Attackers are exploiting a “protocol misuse” issue in Cisco’s Smart Install Client to gain entry to critical infrastructure providers, according to researchers. They believe the attackers are linked to nation-state hackers and point to US CERT’s recent alert detailing suspected Russian Government attacks on US agencies and organizations in the energy, nuclear, commercial facilities, water, aviation, and critical manufacturing sectors. Symantec refers to that hacking group as Dragonfly.
Commentary from the following security expert:
Martin Jartelius, CSO at Outpost24, who said:
It is extremely hard to defend against a motivated attacker with large sets of resources, the only way is defence in depth and a good base hygiene. When your enemy is a nation state, you are fighting from a very poor position. In history, a well defended small force could hold of a capable enemy for a very long time – the same still holds true, but the requirement is defence in depth, use your money and resources smartly – and audit as much as possible by automation.
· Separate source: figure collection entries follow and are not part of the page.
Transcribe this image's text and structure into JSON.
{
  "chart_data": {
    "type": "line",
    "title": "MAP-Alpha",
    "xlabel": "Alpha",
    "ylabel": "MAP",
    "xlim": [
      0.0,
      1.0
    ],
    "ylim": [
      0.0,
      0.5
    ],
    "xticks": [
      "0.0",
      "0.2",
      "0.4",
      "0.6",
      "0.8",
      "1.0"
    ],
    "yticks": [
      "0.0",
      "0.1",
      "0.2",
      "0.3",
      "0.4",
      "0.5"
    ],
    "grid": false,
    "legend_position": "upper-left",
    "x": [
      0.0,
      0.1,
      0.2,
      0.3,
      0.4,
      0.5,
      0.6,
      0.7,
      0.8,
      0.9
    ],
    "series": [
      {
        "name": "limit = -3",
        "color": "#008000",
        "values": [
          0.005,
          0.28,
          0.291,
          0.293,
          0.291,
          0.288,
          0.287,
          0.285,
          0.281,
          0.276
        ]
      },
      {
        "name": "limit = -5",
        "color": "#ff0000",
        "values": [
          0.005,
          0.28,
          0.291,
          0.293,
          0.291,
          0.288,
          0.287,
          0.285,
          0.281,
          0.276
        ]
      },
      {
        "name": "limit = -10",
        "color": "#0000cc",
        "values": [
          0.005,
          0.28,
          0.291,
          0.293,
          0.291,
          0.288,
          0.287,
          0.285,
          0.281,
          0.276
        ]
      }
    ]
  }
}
Maintain an asset inventory, know what you have on it, and audit it using a vulnerability management program.
In terms of mitigation, when you setup devices, remove any services you are not using. Not a single of these breaches would have been possible if even basic hardening had been applied to the devices, or a vulnerability management program had been in place to detect exposed services. In this case, simply turning of this service will mitigate THIS risk, but without a process to do this for any unused or unnecessary service, soon there is a next mitigation, and a next, and a next. You can only win this battle by preventive measures.
Additionally, if an organisation invests in technology to defend themselves – ensure to configure it properly. Security deteriorates over time, maintaining it is a process. If you find yourself running mitigations frequently, you are running reactive security. There is no way to win this battle by a purely reactive security program.